À partir de relevés topogra­phiques simples et de consta­tations sur le terrain il est possible d’établir diffé­rentes conjectures qui permettent d’identifier trois zones de recherche (cliquez pour agrandir le plan ci-dessous) :

Propriété Chabaud

  1. En partant du bassin de rétention et en remontant au le nord-est vers le position­nement présumé d’un four à poteries. On longe ainsi une zone forestière qui présente une parti­cu­larité géologique : la présence de deux strates :
    • une strate inférieure extrê­mement argileuse
    • une strate supérieure beaucoup plus riche en matières végétales, qui pourrait laisser penser à un glissement de terrain. C’est essen­tiel­lement à l’intérieur de cette dernière qu’il a été possible d’isoler de nombreux tessons de poterie et de sigillés (strate qui mesure jusqu’à 50cm).
    • Cette zone pourrait, d’après les témoi­gnages recueillis, corres­pondre à une zone de production de poteries. Cette théorie pourrait être confirmée par la présence d’un four au Nord du terrain. Elle est d’ores et déjà fortement soutenue par la découverte, sur un périmètre de 2m², de plus de 200 tessons de poteries.
  2. En partant du bassin de rétention et en remontant vers le Nord OUEST.

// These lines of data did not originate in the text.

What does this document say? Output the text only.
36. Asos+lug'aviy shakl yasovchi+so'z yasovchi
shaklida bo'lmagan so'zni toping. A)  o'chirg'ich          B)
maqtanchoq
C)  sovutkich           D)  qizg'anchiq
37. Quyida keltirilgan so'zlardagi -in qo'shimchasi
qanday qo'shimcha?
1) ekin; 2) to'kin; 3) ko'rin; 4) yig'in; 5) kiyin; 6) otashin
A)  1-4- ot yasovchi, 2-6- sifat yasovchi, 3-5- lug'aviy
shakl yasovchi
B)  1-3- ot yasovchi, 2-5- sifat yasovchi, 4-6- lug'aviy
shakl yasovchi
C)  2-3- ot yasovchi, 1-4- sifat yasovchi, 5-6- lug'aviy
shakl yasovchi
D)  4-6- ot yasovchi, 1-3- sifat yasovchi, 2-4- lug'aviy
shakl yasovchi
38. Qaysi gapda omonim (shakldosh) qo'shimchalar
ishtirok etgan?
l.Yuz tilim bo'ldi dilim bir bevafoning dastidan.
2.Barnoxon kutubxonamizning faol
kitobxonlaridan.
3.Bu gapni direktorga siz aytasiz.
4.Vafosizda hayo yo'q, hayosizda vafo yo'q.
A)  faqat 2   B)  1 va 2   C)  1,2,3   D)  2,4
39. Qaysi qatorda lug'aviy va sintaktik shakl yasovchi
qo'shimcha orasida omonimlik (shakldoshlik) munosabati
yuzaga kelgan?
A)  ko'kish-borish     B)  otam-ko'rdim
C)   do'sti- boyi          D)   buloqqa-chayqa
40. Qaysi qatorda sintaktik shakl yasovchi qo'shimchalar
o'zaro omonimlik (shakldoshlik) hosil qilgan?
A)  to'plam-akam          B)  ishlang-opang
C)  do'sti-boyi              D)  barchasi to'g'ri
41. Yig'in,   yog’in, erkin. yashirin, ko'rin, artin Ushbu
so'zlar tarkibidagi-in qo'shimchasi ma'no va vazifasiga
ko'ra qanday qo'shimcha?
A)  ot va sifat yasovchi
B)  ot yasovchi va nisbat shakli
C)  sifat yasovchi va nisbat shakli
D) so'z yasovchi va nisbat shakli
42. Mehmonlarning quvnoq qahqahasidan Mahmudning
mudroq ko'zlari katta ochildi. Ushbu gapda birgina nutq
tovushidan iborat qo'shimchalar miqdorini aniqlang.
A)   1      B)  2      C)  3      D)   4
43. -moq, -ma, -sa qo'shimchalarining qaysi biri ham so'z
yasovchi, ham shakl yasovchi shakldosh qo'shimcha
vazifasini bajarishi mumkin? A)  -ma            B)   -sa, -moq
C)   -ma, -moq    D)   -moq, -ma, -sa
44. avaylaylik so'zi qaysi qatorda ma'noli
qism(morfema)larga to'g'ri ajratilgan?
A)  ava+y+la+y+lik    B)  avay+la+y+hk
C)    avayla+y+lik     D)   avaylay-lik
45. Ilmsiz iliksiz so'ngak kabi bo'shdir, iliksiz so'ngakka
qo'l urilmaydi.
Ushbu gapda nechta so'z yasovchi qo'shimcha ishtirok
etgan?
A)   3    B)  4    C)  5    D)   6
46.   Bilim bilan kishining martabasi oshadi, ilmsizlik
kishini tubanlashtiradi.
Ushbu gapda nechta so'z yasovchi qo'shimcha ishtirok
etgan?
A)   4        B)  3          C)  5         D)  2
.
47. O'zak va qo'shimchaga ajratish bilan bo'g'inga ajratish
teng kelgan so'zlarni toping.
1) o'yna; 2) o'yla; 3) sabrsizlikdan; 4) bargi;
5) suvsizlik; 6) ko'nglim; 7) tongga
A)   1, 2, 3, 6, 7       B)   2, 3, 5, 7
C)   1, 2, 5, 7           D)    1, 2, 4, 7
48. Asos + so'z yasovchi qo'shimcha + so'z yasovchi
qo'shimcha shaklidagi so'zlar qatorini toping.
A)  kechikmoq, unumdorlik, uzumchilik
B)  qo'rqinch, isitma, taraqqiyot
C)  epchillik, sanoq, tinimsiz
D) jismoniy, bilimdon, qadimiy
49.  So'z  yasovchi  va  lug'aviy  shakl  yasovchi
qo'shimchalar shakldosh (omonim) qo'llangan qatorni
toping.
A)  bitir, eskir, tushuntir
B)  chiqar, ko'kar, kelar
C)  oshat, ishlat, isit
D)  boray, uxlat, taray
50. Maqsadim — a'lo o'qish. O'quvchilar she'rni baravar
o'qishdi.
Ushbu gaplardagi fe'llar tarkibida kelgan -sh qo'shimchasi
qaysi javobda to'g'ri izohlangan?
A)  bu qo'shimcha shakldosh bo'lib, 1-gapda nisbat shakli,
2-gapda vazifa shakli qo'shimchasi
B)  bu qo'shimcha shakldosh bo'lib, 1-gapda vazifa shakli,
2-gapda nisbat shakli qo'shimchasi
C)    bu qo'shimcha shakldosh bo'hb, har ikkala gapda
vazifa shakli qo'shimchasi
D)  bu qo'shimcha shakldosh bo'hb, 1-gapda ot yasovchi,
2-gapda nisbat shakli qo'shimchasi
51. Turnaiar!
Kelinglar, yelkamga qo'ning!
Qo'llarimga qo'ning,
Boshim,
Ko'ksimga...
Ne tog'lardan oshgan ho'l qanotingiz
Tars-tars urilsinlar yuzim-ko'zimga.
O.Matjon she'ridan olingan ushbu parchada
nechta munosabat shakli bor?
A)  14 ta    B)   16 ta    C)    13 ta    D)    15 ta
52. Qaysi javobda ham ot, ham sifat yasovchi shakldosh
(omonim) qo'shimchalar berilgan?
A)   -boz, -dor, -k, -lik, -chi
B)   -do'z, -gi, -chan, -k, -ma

    On devrait trouver, d’après les témoi­gnages, des restes de fondations et peut-être des éléments à caractère décoratifs tels que des mosaïques.
    Il est à noter cependant que l’exploitation agricole du champ aura relégué la plupart des vestiges à une profondeur d’au moins 50cm.
  3. En partant du bassin et en descendant vers le SUD : on se rapproche alors de la fameuse « carrière » où furent stockées les roches et tégulas qui, préci­sément, déran­geaient l’exploitation agricole. Celle-ci a malheu­reu­sement été largement pillée pour ce qui est des pierres, lesquelles ont servi à l’édification de nombreuses maisons sur Venelles et dans les environs.